Streaming Chunk Reassembler

Reassemble SSE/streaming LLM chunks into a clean full response.

Paste the raw Server-Sent Events output from a streaming LLM API (OpenAI, Anthropic, or any SSE source); the tool parses each data line, extracts the delta tokens, and reassembles the complete text or JSON response. It runs free in your browser on Gera Tools, with nothing uploaded.

Last updated Source: Gera Tools

Which streaming formats are supported?

The tool handles standard text/event-stream output where each event is a data: line. It recognises OpenAI chat completion deltas (choices[0].delta.content), Anthropic message deltas (delta.text), and plain text data lines, and falls back gracefully for other shapes.

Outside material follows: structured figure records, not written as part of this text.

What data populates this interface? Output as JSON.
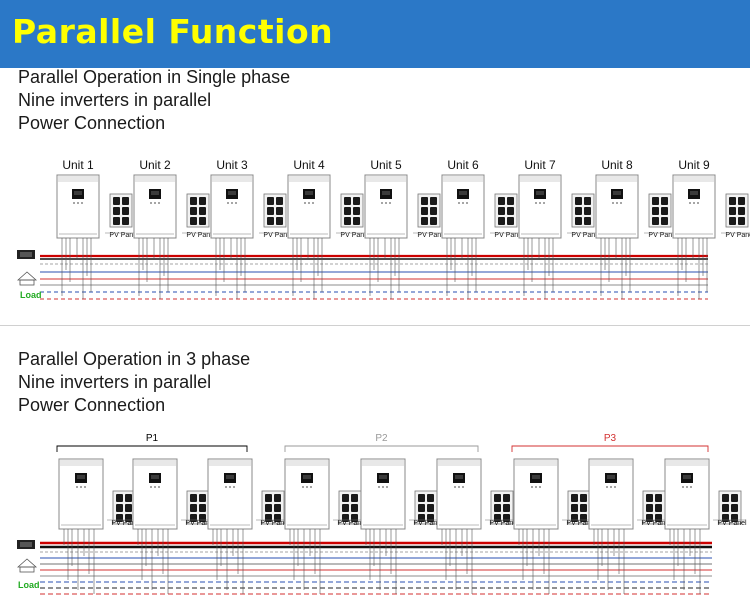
{
  "banner": {
    "title": "Parallel Function"
  },
  "section1": {
    "lines": [
      "Parallel Operation in Single phase",
      "Nine inverters in parallel",
      "Power Connection"
    ],
    "units": [
      "Unit 1",
      "Unit 2",
      "Unit 3",
      "Unit 4",
      "Unit 5",
      "Unit 6",
      "Unit 7",
      "Unit 8",
      "Unit 9"
    ],
    "pv_label": "PV Panel",
    "load_label": "Load"
  },
  "section2": {
    "lines": [
      "Parallel Operation in 3 phase",
      "Nine inverters in parallel",
      "Power Connection"
    ],
    "groups": [
      "P1",
      "P2",
      "P3"
    ],
    "pv_label": "PV Panel",
    "load_label": "Load"
  },
  "colors": {
    "banner": "#2b78c7",
    "title": "#ffff00",
    "p1": "#000000",
    "p2": "#999999",
    "p3": "#d33030",
    "load": "#22aa22",
    "red_bus": "#cc0000",
    "blue_line": "#2a4fb0"
  }
}
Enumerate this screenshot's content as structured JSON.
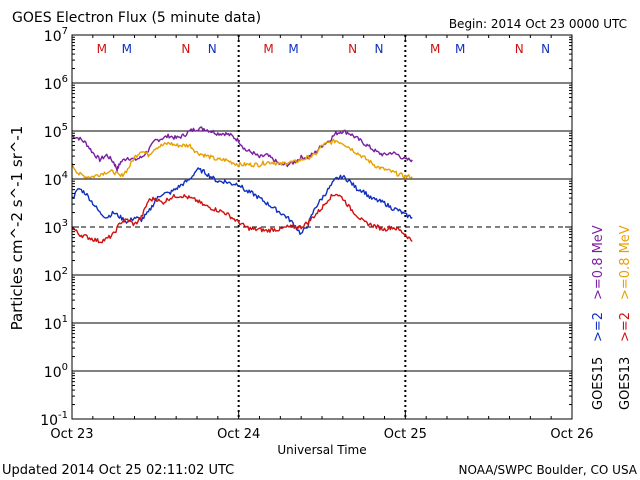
{
  "chart_data": {
    "type": "line",
    "title": "GOES Electron Flux (5 minute data)",
    "begin_label": "Begin: 2014 Oct 23 0000 UTC",
    "xlabel": "Universal Time",
    "ylabel": "Particles cm^-2 s^-1 sr^-1",
    "x_unit": "hours since 2014 Oct 23 0000 UTC",
    "xlim": [
      0,
      72
    ],
    "ylim_log10": [
      -1,
      7
    ],
    "y_ticks": [
      {
        "exp": "-1",
        "value": -1
      },
      {
        "exp": "0",
        "value": 0
      },
      {
        "exp": "1",
        "value": 1
      },
      {
        "exp": "2",
        "value": 2
      },
      {
        "exp": "3",
        "value": 3
      },
      {
        "exp": "4",
        "value": 4
      },
      {
        "exp": "5",
        "value": 5
      },
      {
        "exp": "6",
        "value": 6
      },
      {
        "exp": "7",
        "value": 7
      }
    ],
    "y_tick_base": "10",
    "x_ticks": [
      {
        "label": "Oct 23",
        "value": 0
      },
      {
        "label": "Oct 24",
        "value": 24
      },
      {
        "label": "Oct 25",
        "value": 48
      },
      {
        "label": "Oct 26",
        "value": 72
      }
    ],
    "threshold_log10": 3,
    "grid_lines_log10": [
      0,
      1,
      2,
      4,
      5,
      6
    ],
    "day_boundaries": [
      24,
      48
    ],
    "local_noon_markers": [
      {
        "letter": "M",
        "x": 4.3,
        "color": "#d01010"
      },
      {
        "letter": "M",
        "x": 7.9,
        "color": "#1030c0"
      },
      {
        "letter": "N",
        "x": 16.4,
        "color": "#d01010"
      },
      {
        "letter": "N",
        "x": 20.2,
        "color": "#1030c0"
      },
      {
        "letter": "M",
        "x": 28.3,
        "color": "#d01010"
      },
      {
        "letter": "M",
        "x": 31.9,
        "color": "#1030c0"
      },
      {
        "letter": "N",
        "x": 40.4,
        "color": "#d01010"
      },
      {
        "letter": "N",
        "x": 44.2,
        "color": "#1030c0"
      },
      {
        "letter": "M",
        "x": 52.3,
        "color": "#d01010"
      },
      {
        "letter": "M",
        "x": 55.9,
        "color": "#1030c0"
      },
      {
        "letter": "N",
        "x": 64.4,
        "color": "#d01010"
      },
      {
        "letter": "N",
        "x": 68.2,
        "color": "#1030c0"
      }
    ],
    "series": [
      {
        "name": "GOES15 >=0.8 MeV",
        "color": "#7a1fa0",
        "x": [
          0,
          1,
          2,
          3,
          4,
          5,
          6,
          6.5,
          7,
          8,
          9,
          10,
          11,
          12,
          13,
          14,
          15,
          16,
          17,
          18,
          19,
          20,
          21,
          22,
          23,
          24,
          25,
          26,
          27,
          28,
          29,
          30,
          31,
          32,
          33,
          34,
          35,
          36,
          37,
          38,
          39,
          40,
          41,
          42,
          43,
          44,
          45,
          46,
          47,
          48,
          49
        ],
        "y": [
          4.9,
          4.85,
          4.75,
          4.55,
          4.4,
          4.5,
          4.35,
          4.2,
          4.35,
          4.45,
          4.4,
          4.45,
          4.6,
          4.8,
          4.85,
          4.9,
          4.85,
          4.9,
          5.0,
          5.05,
          5.05,
          5.0,
          4.95,
          4.95,
          4.9,
          4.8,
          4.6,
          4.55,
          4.45,
          4.5,
          4.4,
          4.3,
          4.3,
          4.35,
          4.45,
          4.45,
          4.55,
          4.7,
          4.8,
          4.95,
          5.0,
          4.95,
          4.85,
          4.75,
          4.65,
          4.55,
          4.5,
          4.55,
          4.5,
          4.4,
          4.4
        ]
      },
      {
        "name": "GOES13 >=0.8 MeV",
        "color": "#e8a000",
        "x": [
          0,
          1,
          2,
          3,
          4,
          5,
          6,
          7,
          8,
          9,
          10,
          11,
          12,
          13,
          14,
          15,
          16,
          17,
          18,
          19,
          20,
          21,
          22,
          23,
          24,
          25,
          26,
          27,
          28,
          29,
          30,
          31,
          32,
          33,
          34,
          35,
          36,
          37,
          38,
          39,
          40,
          41,
          42,
          43,
          44,
          45,
          46,
          47,
          48,
          49
        ],
        "y": [
          4.3,
          4.1,
          4.05,
          4.05,
          4.1,
          4.15,
          4.15,
          4.05,
          4.2,
          4.45,
          4.6,
          4.5,
          4.65,
          4.7,
          4.75,
          4.7,
          4.7,
          4.7,
          4.55,
          4.5,
          4.45,
          4.4,
          4.4,
          4.35,
          4.3,
          4.3,
          4.3,
          4.3,
          4.35,
          4.35,
          4.3,
          4.35,
          4.35,
          4.4,
          4.45,
          4.5,
          4.7,
          4.75,
          4.8,
          4.75,
          4.65,
          4.55,
          4.45,
          4.35,
          4.25,
          4.2,
          4.15,
          4.1,
          4.05,
          4.05
        ]
      },
      {
        "name": "GOES15 >=2 MeV",
        "color": "#1030c0",
        "x": [
          0,
          1,
          2,
          3,
          4,
          5,
          6,
          7,
          8,
          9,
          10,
          11,
          12,
          13,
          14,
          15,
          16,
          17,
          18,
          19,
          20,
          21,
          22,
          23,
          24,
          25,
          26,
          27,
          28,
          29,
          30,
          31,
          32,
          33,
          34,
          35,
          36,
          37,
          38,
          39,
          40,
          41,
          42,
          43,
          44,
          45,
          46,
          47,
          48,
          49
        ],
        "y": [
          3.6,
          3.8,
          3.7,
          3.5,
          3.3,
          3.2,
          3.3,
          3.2,
          3.1,
          3.2,
          3.15,
          3.3,
          3.55,
          3.7,
          3.7,
          3.8,
          3.9,
          4.0,
          4.2,
          4.15,
          4.05,
          3.95,
          3.95,
          3.9,
          3.9,
          3.75,
          3.7,
          3.6,
          3.5,
          3.4,
          3.3,
          3.2,
          3.05,
          2.85,
          3.05,
          3.4,
          3.6,
          3.8,
          4.0,
          4.05,
          3.95,
          3.8,
          3.75,
          3.6,
          3.55,
          3.5,
          3.4,
          3.35,
          3.25,
          3.2
        ]
      },
      {
        "name": "GOES13 >=2 MeV",
        "color": "#d01010",
        "x": [
          0,
          1,
          2,
          3,
          4,
          5,
          6,
          7,
          8,
          9,
          10,
          11,
          12,
          13,
          14,
          15,
          16,
          17,
          18,
          19,
          20,
          21,
          22,
          23,
          24,
          25,
          26,
          27,
          28,
          29,
          30,
          31,
          32,
          33,
          34,
          35,
          36,
          37,
          38,
          39,
          40,
          41,
          42,
          43,
          44,
          45,
          46,
          47,
          48,
          49
        ],
        "y": [
          3.0,
          2.85,
          2.8,
          2.75,
          2.7,
          2.75,
          2.85,
          3.1,
          3.15,
          3.05,
          3.2,
          3.55,
          3.6,
          3.5,
          3.6,
          3.65,
          3.65,
          3.6,
          3.55,
          3.45,
          3.4,
          3.35,
          3.3,
          3.2,
          3.1,
          3.0,
          2.95,
          2.95,
          2.92,
          2.95,
          2.95,
          3.0,
          3.0,
          3.0,
          3.1,
          3.25,
          3.4,
          3.6,
          3.7,
          3.6,
          3.4,
          3.25,
          3.1,
          3.05,
          3.0,
          2.95,
          3.0,
          2.95,
          2.85,
          2.7
        ]
      }
    ],
    "legend": {
      "group_labels": [
        "GOES15",
        "GOES13"
      ],
      "entries": [
        {
          "text": ">=0.8 MeV",
          "color": "#7a1fa0",
          "row": "top"
        },
        {
          "text": ">=0.8 MeV",
          "color": "#e8a000",
          "row": "bottom"
        },
        {
          "text": ">=2",
          "color": "#1030c0",
          "row": "top"
        },
        {
          "text": ">=2",
          "color": "#d01010",
          "row": "bottom"
        }
      ]
    }
  },
  "footer": {
    "updated": "Updated 2014 Oct 25 02:11:02 UTC",
    "credit": "NOAA/SWPC Boulder, CO USA"
  }
}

Streaming chunk reassembler

When you call an LLM with stream: true, the response arrives as a sequence of tiny Server-Sent Events — each carrying one or two tokens inside a JSON delta. Reading that raw stream by hand is miserable. This tool takes the raw SSE body, parses every data: line, pulls the incremental token out of each chunk, and stitches them back into the single, complete response the model produced.

Why you would use this

Streaming is invisible when everything works: the client library reassembles chunks and you see finished text. It becomes very visible when something goes wrong:

  • Debugging a truncated response — the model’s output cut off mid-sentence and you want to inspect the raw chunks to see whether the [DONE] sentinel arrived or the stream just stopped.
  • Writing a custom streaming client — you want to verify your parser is assembling deltas correctly before shipping.
  • Reading curl output — you ran a quick curl test with --no-buffer and need the readable text back from the raw SSE lines.
  • Auditing a logged stream — your middleware wrote raw events to disk and you want the plain reassembled text.

How it works

The parser scans the input line by line. For each line beginning with data:, it strips the prefix, skips the [DONE] sentinel, and attempts to JSON-parse the payload. It then extracts the incremental content from the common streaming shapes — OpenAI’s choices[0].delta.content, Anthropic’s delta.text, and a few fallbacks — and appends it to a growing buffer. Lines that are plain text rather than JSON are appended directly. The result is the full reassembled string, along with a count of how many chunks contributed and a pretty-printed view if the output is valid JSON.

What the raw stream looks like

A typical OpenAI chat-completion stream (abbreviated) looks like this:

data: {"choices":[{"delta":{"role":"assistant"}}]}

data: {"choices":[{"delta":{"content":"Hello"}}]}

data: {"choices":[{"delta":{"content":", world"}}]}

data: {"choices":[{"delta":{"content":"!"}}]}

data: [DONE]

Pasting that block gives the reassembled text Hello, world! and reports that 3 chunks contributed (the role-only first chunk carries no content text). The Anthropic format uses delta.text inside content_block_delta events; the tool detects both automatically.

How to capture the raw stream

  • Chrome DevTools: Open the Network tab, find the fetch or XHR request, and view the Response tab. For streaming requests you may need to use EventSource in the Console to capture events as they arrive.
  • curl: Use curl ... -N or --no-buffer and redirect to a file. The raw data: framing is preserved exactly.
  • Proxy or middleware logs: Write the raw res.body before any transformation and you will have the exact stream bytes.

Tips and notes

  • Grab the raw body, not the parsed view. The data: prefix framing must be intact.
  • Blank lines are fine. SSE separates events with blank lines; the parser ignores them.
  • Mixed event types. If a stream interleaves event types (for example Anthropic’s content_block_delta and message_delta), only text-bearing deltas are concatenated.
  • JSON output. If the model streamed structured JSON (for example a tool-use block), the reassembled string is the raw JSON and the tool tries to pretty-print it.
  • Everything is local. No network calls are made, so sensitive transcripts stay on your machine.